Wednesday 10 December 2014

It is that cultural tradition again!


Although we come to the same conclusion from different directions (one religious and one secular) the views expressed within the article "Appropriate and Excessive Mourning" by Rabbi Bernie Fox pretty much agree with my own.


"The Talmud explains that it is prohibited for a person to engage in excessive mourning. The Torah has established standards for mourning. It is appropriate to cry within the first three days of the burial. For the first seven days it is fitting to eulogize the departed. Some elements of mourning are observed for thirty days. A person who loses a parent engages in some elements of mourning for twelve months. However, each element of the mourning process should be limited to the time allotted to it by the Torah."

"... there are two aspects to mourning. First mourning is an expression of personal loss. The mourner grieves the loss of his or her loved one and experiences the sorrow intrinsic in bidding farewell to the departed. Second, the mourning process acknowledges the departed and honors his or her memory."

"Life and death are part of a natural cycle. All living things experience stages beginning with birth, progressing through growth into maturity, and then decline and death. Is death of a loved one ever timely? Does a son or daughter ever welcome the death of even an aged beloved parent? If one’s death evokes deep and painful grief, it is because the departed brought to those who grieve intense happiness and joy. To not grieve is to not have loved."

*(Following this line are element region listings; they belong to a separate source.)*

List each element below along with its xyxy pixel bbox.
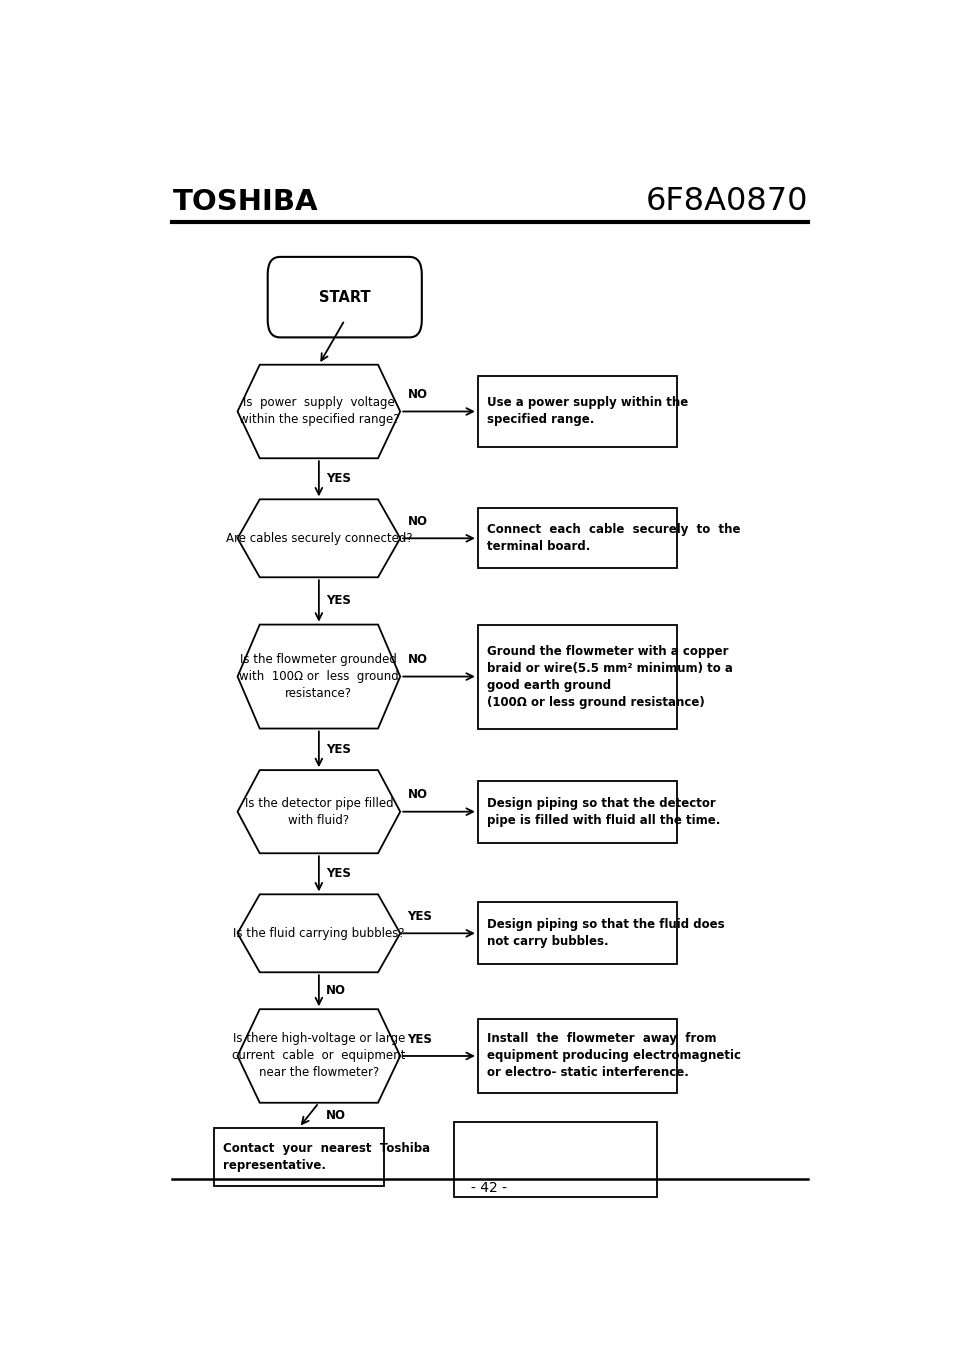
Bar: [454, 1122, 657, 1197]
Text: YES: YES: [407, 910, 432, 923]
Text: NO: NO: [326, 1108, 346, 1122]
Text: NO: NO: [407, 653, 427, 666]
Text: Contact  your  nearest  Toshiba
representative.: Contact your nearest Toshiba representat…: [222, 1142, 430, 1172]
Text: Install  the  flowmeter  away  from
equipment producing electromagnetic
or elect: Install the flowmeter away from equipmen…: [486, 1033, 740, 1080]
Text: Use a power supply within the
specified range.: Use a power supply within the specified …: [486, 397, 687, 427]
Bar: [477, 902, 677, 964]
Text: NO: NO: [407, 387, 427, 401]
Text: - 42 -: - 42 -: [471, 1181, 506, 1195]
Text: START: START: [318, 290, 370, 305]
Text: YES: YES: [326, 743, 351, 756]
Text: NO: NO: [407, 514, 427, 528]
Text: NO: NO: [407, 788, 427, 802]
Text: Design piping so that the fluid does
not carry bubbles.: Design piping so that the fluid does not…: [486, 918, 723, 948]
Text: Are cables securely connected?: Are cables securely connected?: [225, 532, 412, 545]
Text: Design piping so that the detector
pipe is filled with fluid all the time.: Design piping so that the detector pipe …: [486, 796, 720, 826]
Text: TOSHIBA: TOSHIBA: [172, 188, 317, 216]
Bar: [477, 377, 677, 447]
Text: Is the flowmeter grounded
with  100Ω or  less  ground
resistance?: Is the flowmeter grounded with 100Ω or l…: [239, 653, 398, 701]
Text: YES: YES: [326, 472, 351, 485]
Text: Is  power  supply  voltage
within the specified range?: Is power supply voltage within the speci…: [238, 397, 398, 427]
Bar: [477, 780, 677, 842]
Text: Is the detector pipe filled
with fluid?: Is the detector pipe filled with fluid?: [244, 796, 393, 826]
Bar: [477, 508, 677, 568]
Text: YES: YES: [407, 1033, 432, 1046]
Bar: [213, 1127, 383, 1185]
Text: NO: NO: [326, 984, 346, 998]
Text: 6F8A0870: 6F8A0870: [645, 186, 807, 217]
Text: YES: YES: [326, 594, 351, 608]
Text: Connect  each  cable  securely  to  the
terminal board.: Connect each cable securely to the termi…: [486, 524, 740, 554]
Text: Is there high-voltage or large
current  cable  or  equipment
near the flowmeter?: Is there high-voltage or large current c…: [232, 1033, 405, 1080]
Bar: [477, 625, 677, 729]
Bar: [477, 1018, 677, 1094]
Text: YES: YES: [326, 867, 351, 880]
Text: Is the fluid carrying bubbles?: Is the fluid carrying bubbles?: [233, 927, 404, 940]
Text: Ground the flowmeter with a copper
braid or wire(5.5 mm² minimum) to a
good eart: Ground the flowmeter with a copper braid…: [486, 644, 732, 709]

"We cannot judge Hashem’s wisdom. It is not our place to question why He created the universe as He did. We certainly cannot expect to understand the reason for a person passing at a particular moment and not at some other time. Certainly, some deaths seem untimely to us – for example, the death of a young child. Is this death part of some cosmic plan according to which Hashem guides His universe? Is this tragedy part of some specific and detailed story that is in the process of unfolding? Who is haughty enough to claim that he knows the answers to these mysteries? We only know that Hashem is the Creator. He does not drowse or sleep. All that happens is a result of His unfathomable will."

I know that my Mum and Dad loved me and that I loved them. They wouldn’t have wanted me to be sad and if excessive mourning for them had made a difference to what university I qualified for they would have been furious! They are inside me via my genetics and my upbringing and that will have to be enough. And that pretty much is what all the students in the university bereavement group will tell you that they want to do, “suck it up and move on as best you can”. It is that UK cultural tradition again! 

People are free to make their own choices but surely they need to think what impact their choices are having on people around them? It must be enormously difficult to the married to somebody who is still in deep mourning for their Mother 10, 20 or even 30 years after she had died. 

It makes me sad that even on a bereavement group it is possible to find intolerant bullies who shout down any thoughts or views that are different from their own. They claim it their "freedom of speech right" to say anything that that want - then in the same paragraph they want to censor views they don't agree with. So it is freedom of speech for them but not for the rest of us.